When the television show “Tanked” first aired on Animal Planet, many aquarium hobbyists immediately cringed. The pilot episode, and every episode following for that matter, showed bad aquarium husbandry, massive tanks filled to the brim with fish, and the cut-up antics typical of any reality tv show. Now, we do understand that Animal Planet has full creative control over the show and that it takes more than a week’s worth of shooting to get a one hour episode, so we don’t entirely blame the crew of Acrylic Tank Manufacturing (ATM) for the terrible message being put out with the help of extensive editing. However, aquarium stores are starting to feel the “Tanked” effect and it’s an issue that needs to be adressed.
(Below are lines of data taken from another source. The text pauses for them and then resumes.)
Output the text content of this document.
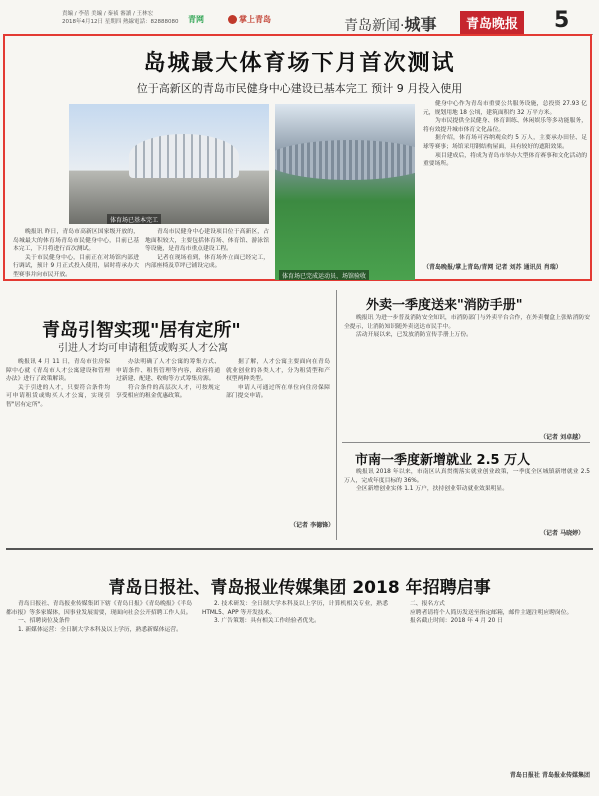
責編 / 李蓓 美編 / 秦祯 審讀 / 王林宏
2018年4月12日 星期四 熱線電話：82888080	青网	掌上青岛	青岛新闻·城事	青岛晚报 5
岛城最大体育场下月首次测试
位于高新区的青岛市民健身中心建设已基本完工 预计 9 月投入使用
体育场已基本完工
体育场已完成运动员、场馆验收

晚报讯 昨日，青岛市高新区国家级开放的，岛城最大的体育场青岛市民健身中心，目前已基本完工，下月将进行首次测试。

关于市民健身中心，目前正在对场馆内部进行调试，预计 9 月正式投入使用，届时将承办大型赛事并向市民开放。

青岛市民健身中心建设项目位于高新区，占地面积较大，主要包括体育场、体育馆、游泳馆等设施，是青岛市重点建设工程。

记者在现场看到，体育场外立面已经完工，内部座椅及草坪已铺设完成。

健身中心作为青岛市重要公共服务设施，总投资 27.93 亿元，规划用地 18 公顷，建筑面积约 32 万平方米。

为市民提供全民健身、体育训练、休闲娱乐等多功能服务，将有效提升城市体育文化品位。

据介绍，体育场可容纳观众约 5 万人，主要承办田径、足球等赛事；场馆采用钢结构屋面，具有较好的遮阳效果。

项目建成后，将成为青岛市举办大型体育赛事和文化活动的重要场所。

（青岛晚报/掌上青岛/青网 记者 刘苏 通讯员 肖瑞）
青岛引智实现"居有定所"
引进人才均可申请租赁或购买人才公寓

晚报讯 4 月 11 日，青岛市住房保障中心就《青岛市人才公寓建设和管理办法》进行了政策解读。

关于引进的人才，只要符合条件均可申请租赁或购买人才公寓，实现引智"居有定所"。

办法明确了人才公寓的筹集方式、申请条件、租售管理等内容，政府将通过新建、配建、收购等方式筹集房源。

符合条件的高层次人才，可按规定享受相应的租金优惠政策。

据了解，人才公寓主要面向在青岛就业创业的各类人才，分为租赁型和产权型两种类型。

申请人可通过所在单位向住房保障部门提交申请。

（记者 李德锋）
外卖一季度送来"消防手册"

晚报讯 为进一步普及消防安全知识，市消防部门与外卖平台合作，在外卖餐盒上张贴消防安全提示，让消防知识随外卖送达市民手中。

活动开展以来，已发放消防宣传手册上万份。

（记者 刘卓越）
市南一季度新增就业 2.5 万人

晚报讯 2018 年以来，市南区认真贯彻落实就业创业政策，一季度全区城镇新增就业 2.5 万人，完成年度目标的 36%。

全区新增创业实体 1.1 万户，扶持创业带动就业效果明显。

（记者 马晓婷）
青岛日报社、青岛报业传媒集团 2018 年招聘启事

青岛日报社、青岛报业传媒集团下辖《青岛日报》《青岛晚报》《半岛都市报》等多家媒体，因事业发展需要，现面向社会公开招聘工作人员。

一、招聘岗位及条件

1. 新媒体运营：全日制大学本科及以上学历，熟悉新媒体运营。

2. 技术研发：全日制大学本科及以上学历，计算机相关专业，熟悉 HTML5、APP 等开发技术。

3. 广告策划：具有相关工作经验者优先。

二、报名方式

应聘者请将个人简历发送至指定邮箱，邮件主题注明应聘岗位。

报名截止时间：2018 年 4 月 20 日

青岛日报社 青岛报业传媒集团
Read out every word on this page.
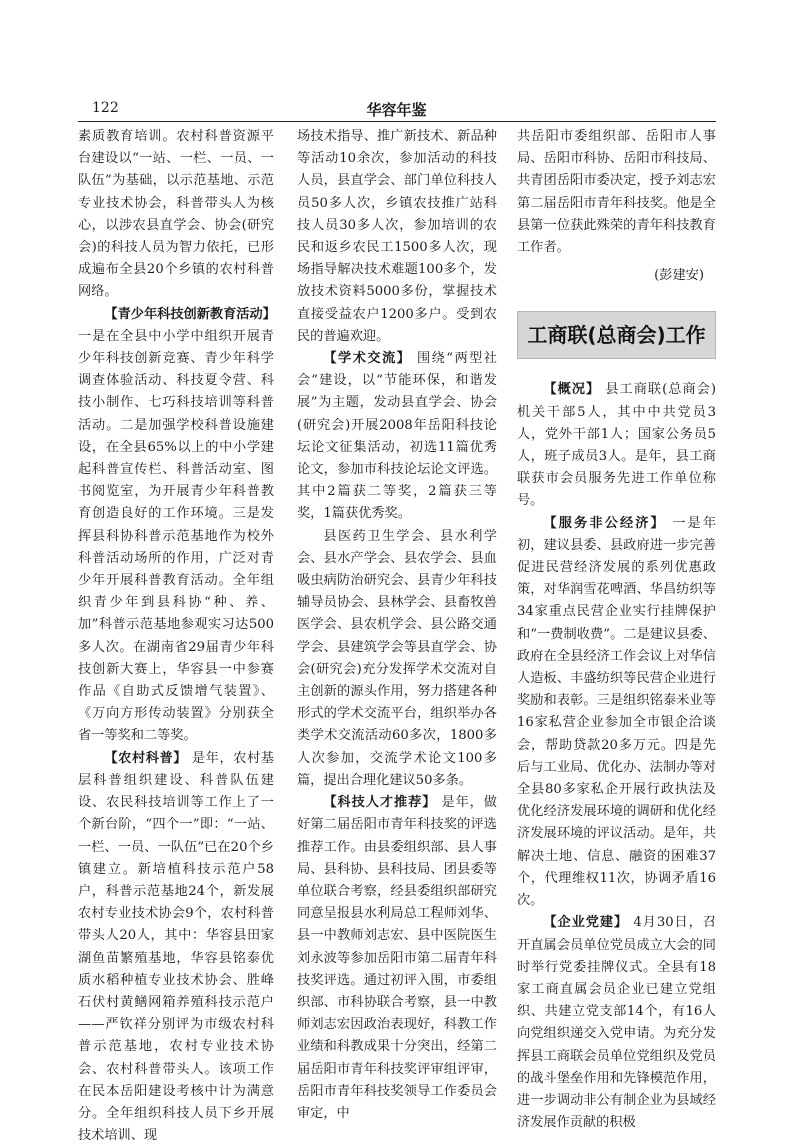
122	华容年鉴

素质教育培训。农村科普资源平台建设以“一站、一栏、一员、一队伍”为基础，以示范基地、示范专业技术协会，科普带头人为核心，以涉农县直学会、协会(研究会)的科技人员为智力依托，已形成遍布全县20个乡镇的农村科普网络。

【青少年科技创新教育活动】

一是在全县中小学中组织开展青少年科技创新竞赛、青少年科学调查体验活动、科技夏令营、科技小制作、七巧科技培训等科普活动。二是加强学校科普设施建设，在全县65%以上的中小学建起科普宣传栏、科普活动室、图书阅览室，为开展青少年科普教育创造良好的工作环境。三是发挥县科协科普示范基地作为校外科普活动场所的作用，广泛对青少年开展科普教育活动。全年组织青少年到县科协“种、养、加”科普示范基地参观实习达500多人次。在湖南省29届青少年科技创新大赛上，华容县一中参赛作品《自助式反馈增气装置》、《万向方形传动装置》分别获全省一等奖和二等奖。

【农村科普】 是年，农村基层科普组织建设、科普队伍建设、农民科技培训等工作上了一个新台阶，“四个一”即：“一站、一栏、一员、一队伍”已在20个乡镇建立。新培植科技示范户58户，科普示范基地24个，新发展农村专业技术协会9个，农村科普带头人20人，其中：华容县田家湖鱼苗繁殖基地，华容县铭泰优质水稻种植专业技术协会、胜峰石伏村黄鳝网箱养殖科技示范户——严钦祥分别评为市级农村科普示范基地，农村专业技术协会、农村科普带头人。该项工作在民本岳阳建设考核中计为满意分。全年组织科技人员下乡开展技术培训、现

场技术指导、推广新技术、新品种等活动10余次，参加活动的科技人员，县直学会、部门单位科技人员50多人次，乡镇农技推广站科技人员30多人次，参加培训的农民和返乡农民工1500多人次，现场指导解决技术难题100多个，发放技术资料5000多份，掌握技术直接受益农户1200多户。受到农民的普遍欢迎。

【学术交流】 围绕“两型社会”建设，以“节能环保，和谐发展”为主题，发动县直学会、协会(研究会)开展2008年岳阳科技论坛论文征集活动，初选11篇优秀论文，参加市科技论坛论文评选。其中2篇获二等奖，2篇获三等奖，1篇获优秀奖。

县医药卫生学会、县水利学会、县水产学会、县农学会、县血吸虫病防治研究会、县青少年科技辅导员协会、县林学会、县畜牧兽医学会、县农机学会、县公路交通学会、县建筑学会等县直学会、协会(研究会)充分发挥学术交流对自主创新的源头作用，努力搭建各种形式的学术交流平台，组织举办各类学术交流活动60多次，1800多人次参加，交流学术论文100多篇，提出合理化建议50多条。

【科技人才推荐】 是年，做好第二届岳阳市青年科技奖的评选推荐工作。由县委组织部、县人事局、县科协、县科技局、团县委等单位联合考察，经县委组织部研究同意呈报县水利局总工程师刘华、县一中教师刘志宏、县中医院医生刘永波等参加岳阳市第二届青年科技奖评选。通过初评入围，市委组织部、市科协联合考察，县一中教师刘志宏因政治表现好，科教工作业绩和科教成果十分突出，经第二届岳阳市青年科技奖评审组评审，岳阳市青年科技奖领导工作委员会审定，中

共岳阳市委组织部、岳阳市人事局、岳阳市科协、岳阳市科技局、共青团岳阳市委决定，授予刘志宏第二届岳阳市青年科技奖。他是全县第一位获此殊荣的青年科技教育工作者。

(彭建安)
工商联(总商会)工作

【概况】 县工商联(总商会)机关干部5人，其中中共党员3人，党外干部1人；国家公务员5人，班子成员3人。是年，县工商联获市会员服务先进工作单位称号。

【服务非公经济】 一是年初，建议县委、县政府进一步完善促进民营经济发展的系列优惠政策，对华润雪花啤酒、华昌纺织等34家重点民营企业实行挂牌保护和“一费制收费”。二是建议县委、政府在全县经济工作会议上对华信人造板、丰盛纺织等民营企业进行奖励和表彰。三是组织铭泰米业等16家私营企业参加全市银企洽谈会，帮助贷款20多万元。四是先后与工业局、优化办、法制办等对全县80多家私企开展行政执法及优化经济发展环境的调研和优化经济发展环境的评议活动。是年，共解决土地、信息、融资的困难37个，代理维权11次，协调矛盾16次。

【企业党建】 4月30日，召开直属会员单位党员成立大会的同时举行党委挂牌仪式。全县有18家工商直属会员企业已建立党组织、共建立党支部14个，有16人向党组织递交入党申请。为充分发挥县工商联会员单位党组织及党员的战斗堡垒作用和先锋模范作用，进一步调动非公有制企业为县域经济发展作贡献的积极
Severel years ago, a popular Disney Pixar movie came out and immediately had an extensive impact on the the environments of local fish stores nationwide. “Finding Nemo” caused countless parents to run out and attempt to recreate what they saw in theaters for their children, and to this day store owners and employees can still hear the screeching children yelling out for the popular clownfish in their nightmares. A few years and a ton if dead clownfish later, the “Finding Nemo” effect wore off for the most part, and fish stores could actually go a few weeks or even months without hearing that dreadful name.
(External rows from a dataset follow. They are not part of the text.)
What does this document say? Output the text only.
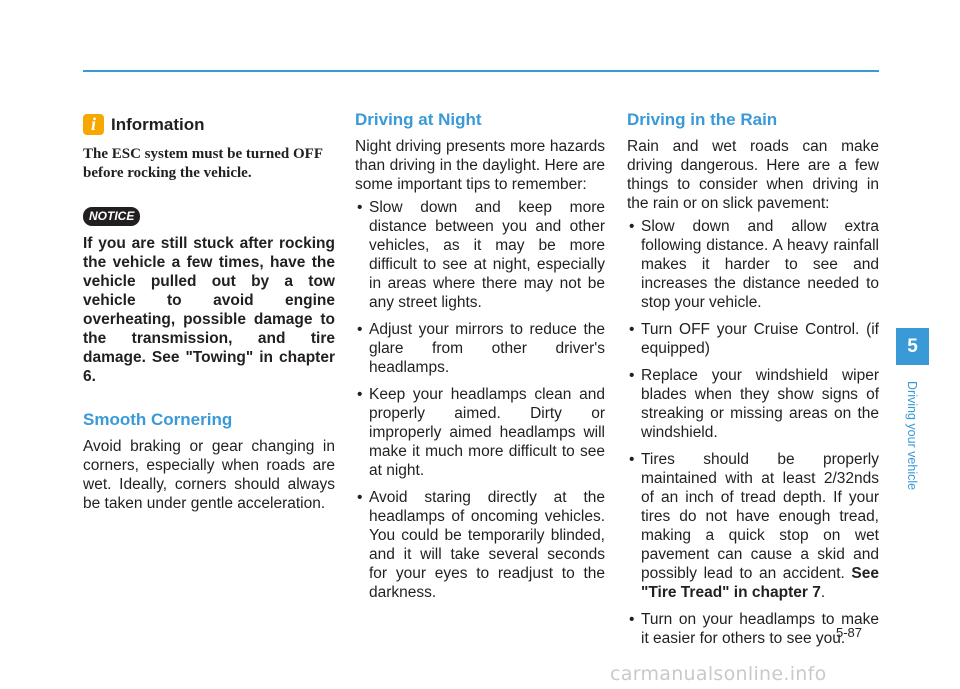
i Information
The ESC system must be turned OFF before rocking the vehicle.
NOTICE
If you are still stuck after rocking the vehicle a few times, have the vehicle pulled out by a tow vehicle to avoid engine overheating, possible damage to the transmission, and tire damage. See "Towing" in chapter 6.
Smooth Cornering

Avoid braking or gear changing in corners, especially when roads are wet. Ideally, corners should always be taken under gentle acceleration.

Driving at Night

Night driving presents more hazards than driving in the daylight. Here are some important tips to remember:

• Slow down and keep more distance between you and other vehicles, as it may be more difficult to see at night, especially in areas where there may not be any street lights.
• Adjust your mirrors to reduce the glare from other driver's headlamps.
• Keep your headlamps clean and properly aimed. Dirty or improperly aimed headlamps will make it much more difficult to see at night.
• Avoid staring directly at the headlamps of oncoming vehicles. You could be temporarily blinded, and it will take several seconds for your eyes to readjust to the darkness.
Driving in the Rain

Rain and wet roads can make driving dangerous. Here are a few things to consider when driving in the rain or on slick pavement:

• Slow down and allow extra following distance. A heavy rainfall makes it harder to see and increases the distance needed to stop your vehicle.
• Turn OFF your Cruise Control. (if equipped)
• Replace your windshield wiper blades when they show signs of streaking or missing areas on the windshield.
• Tires should be properly maintained with at least 2/32nds of an inch of tread depth. If your tires do not have enough tread, making a quick stop on wet pavement can cause a skid and possibly lead to an accident. See "Tire Tread" in chapter 7.
• Turn on your headlamps to make it easier for others to see you.
5
Driving your vehicle
5-87
carmanualsonline.info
Fast forward to a few months ago, and we are starting to see a new trend in the aquarium hobby, and unfortunately one with similar results. The “Tanked” trend has taken hold, and people are pouring into fish stores looking to recreate what they see the “experts” doing on tv. And having no educational value in that show, these brand new tank owners are making severe mistakes and even attempting to mix fresh and saltwater fish together. Fortunately, some of this behavior will be curtailed by vigilant fish store employees, but sadly not every one of the “sheeple” will be stopped.
I was chatting with an employee at a local fish store, who happened to tell me the phone had been ringing off the hook with people who had been inspired by the “Tanked” tv show and had to have an aquarium. He kept trying to explain the concept of saltwater aquariums to each of them, but the questions and explanations became overwhelming at some point. This alone is just one indicator of the show’s impact on the hobby, and with a second season already being planned, we are positivie it will have a long lasting effect.